I came that they may have life, and have it abundantly. “I am the way and the truth and the life. No one comes to the Father except through Me.” These sentiments are shouted on our street corners, clung to as armour by people unwilling to go deeper and unfold the paradoxes and discrepancies of our present life and age. A couple of weeks ago I spoke a bit about the Wisdom tradition as we receive it from the Old Testament; this will kind of act as part two of that address. You don’t need to remember the address however, because I can sum it up for you all in one sentence – “Stop. Be still. And ask, what’s the greater thing.” Today, when we think about life and death, we think in entirely literal terms: being alive, and moving about, being seen, and talking to people; and being dead, being in the ground, being no more. In the Wisdom tradition this is not how the words ‘life’ and ‘death’ are used at all. Life and death are present states we can be in now. Present realities. They are choices we make. We choose the way of life, or we choose the way of death. That means that your body can be dying, you could be terminally ill, you could be sick, you could be frail, but more alive than ever before. Or vice versa, you could be a physically very impressive specimen, but be spiritually vacant, dead to this present reality. “Stop. Be still. And ask what’s the greater thing.” This is an important question to ask ourselves because it shocks us into the present reality.

Think of that landlord, he needed to be shocked into the present reality, because it is so easy to glide into a normality which makes us blind to the truth, blind to the bigger picture. In Deuteronomy Moses speaks to his people, he says, ‘Today I am giving you a choice. You can choose life and success or death and disaster.’ Isn’t it funny how similar this choice Moses presents his people with is to what Jesus later says? Jesus presents us with a choice - ‘I am the way, the truth and the life. Follow me. Or don’t, but I warn you that that way leads to death and destruction’. Here we usually trip up in one of two ways. Jesus is speaking through the lens of the wisdom tradition, so when he talks about life, he is not talking about magical immortality, he is talking about a present state, an invitation to enter into the fullness of life now. Do you want to live now? Or secondly, speaking through the lens of wisdom, or Sophia, meaning that he in effect is putting that voice on. In the same way that if I say, ‘I came that you may have life, and have it abundantly’, I am not talking as me, because that would be mad. I’m talking as Jesus, and Jesus in turn is talking as Sophia, or wisdom personified.

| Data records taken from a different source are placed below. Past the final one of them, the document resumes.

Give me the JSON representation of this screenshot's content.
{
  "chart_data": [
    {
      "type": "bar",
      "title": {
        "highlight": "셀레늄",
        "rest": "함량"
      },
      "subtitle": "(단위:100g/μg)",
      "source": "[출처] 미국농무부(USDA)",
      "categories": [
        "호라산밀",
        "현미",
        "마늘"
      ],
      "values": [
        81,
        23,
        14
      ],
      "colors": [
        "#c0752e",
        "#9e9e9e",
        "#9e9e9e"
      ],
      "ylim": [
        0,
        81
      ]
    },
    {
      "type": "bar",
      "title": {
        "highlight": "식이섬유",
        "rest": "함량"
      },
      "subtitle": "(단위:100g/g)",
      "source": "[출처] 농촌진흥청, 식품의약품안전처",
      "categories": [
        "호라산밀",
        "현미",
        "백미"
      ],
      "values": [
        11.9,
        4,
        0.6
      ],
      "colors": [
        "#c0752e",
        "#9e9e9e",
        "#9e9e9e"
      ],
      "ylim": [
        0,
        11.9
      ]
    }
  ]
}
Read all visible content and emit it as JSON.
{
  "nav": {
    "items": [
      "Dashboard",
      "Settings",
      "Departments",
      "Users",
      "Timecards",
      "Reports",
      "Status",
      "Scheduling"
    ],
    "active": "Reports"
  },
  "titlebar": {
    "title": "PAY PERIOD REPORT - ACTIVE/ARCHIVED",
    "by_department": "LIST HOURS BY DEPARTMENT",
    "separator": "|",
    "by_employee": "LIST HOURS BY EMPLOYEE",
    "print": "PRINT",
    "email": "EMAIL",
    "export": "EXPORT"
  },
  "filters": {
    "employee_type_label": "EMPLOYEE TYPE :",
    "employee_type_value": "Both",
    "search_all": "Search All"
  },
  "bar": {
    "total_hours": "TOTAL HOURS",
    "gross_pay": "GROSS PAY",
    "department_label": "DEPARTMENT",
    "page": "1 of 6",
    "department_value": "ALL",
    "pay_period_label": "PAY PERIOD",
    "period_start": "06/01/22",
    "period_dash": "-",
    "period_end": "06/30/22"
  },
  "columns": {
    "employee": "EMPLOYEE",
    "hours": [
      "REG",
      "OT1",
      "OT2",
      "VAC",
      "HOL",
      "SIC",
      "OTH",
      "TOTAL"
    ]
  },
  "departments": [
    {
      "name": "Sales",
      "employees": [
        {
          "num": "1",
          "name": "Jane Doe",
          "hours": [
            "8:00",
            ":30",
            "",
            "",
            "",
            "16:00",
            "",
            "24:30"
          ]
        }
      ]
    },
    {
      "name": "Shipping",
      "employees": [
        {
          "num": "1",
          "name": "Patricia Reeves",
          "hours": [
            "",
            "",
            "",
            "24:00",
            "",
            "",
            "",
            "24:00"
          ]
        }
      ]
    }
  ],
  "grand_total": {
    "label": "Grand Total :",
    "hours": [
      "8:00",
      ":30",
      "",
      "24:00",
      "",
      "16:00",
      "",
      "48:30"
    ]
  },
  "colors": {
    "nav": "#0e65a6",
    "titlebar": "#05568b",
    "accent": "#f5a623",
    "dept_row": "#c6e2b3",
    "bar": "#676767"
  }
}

So you could say, that the question is not so much, is there life after death, but rather, is there life before death?

So what is it to be more alive? We gather here for our Harvest celebration, a celebration of the abundance which comes forth and sustains us. It’s about connectivity, remembering those connections we have with everything else, because it’s when we feel that connection, that connection with others, say, over a meal with friends, that is when we feel most alive. Life is when you feel an abundance of freedom. You breath in the space of life, and out of that you feel a great sense of possibility, that we’re not imprisoned in a tomorrow which will be the same as today. Tomorrow will hold all the possibilities of new creation, a new way of being in tomorrow, holding our energy differently, being liberated to hold life anew. Living out of the depth of our being, the depth of our soul, the depth of our true self, being alive, freedom, connection, possibility, that is the harvest we are being called to reap. It goes deeper than our current circumstances. The choice to be alive comes right out of our core. No matter what crap life is throwing at us today: difficulties with health, or broken relationships, or finances, responsibilities, burdens - we can choose life. I’m sure we can all think of people who were in a big mess, or sick, and yet somehow more alive than ever.

Stop. Be still. And ask what’s the greater thing. Ask what is the thing that makes you more alive. Even when the exuberance of summer is gone, even when the world externally seems to be drawing in, as the night is drawing in, and winter is coming, even then, we can pick life. If we don’t in those moments pick life, then there will always be an excuse, we will always be subject to circumstances, afloat upon the turbulent seas of this life. We must pick life, we must travel our own journey. Is life feeling "meh"? Then stop, and ask what’s the greater thing. Better to have nothing and be alive, than everything and be dead inside. Life… more life… more life I pray… Amen.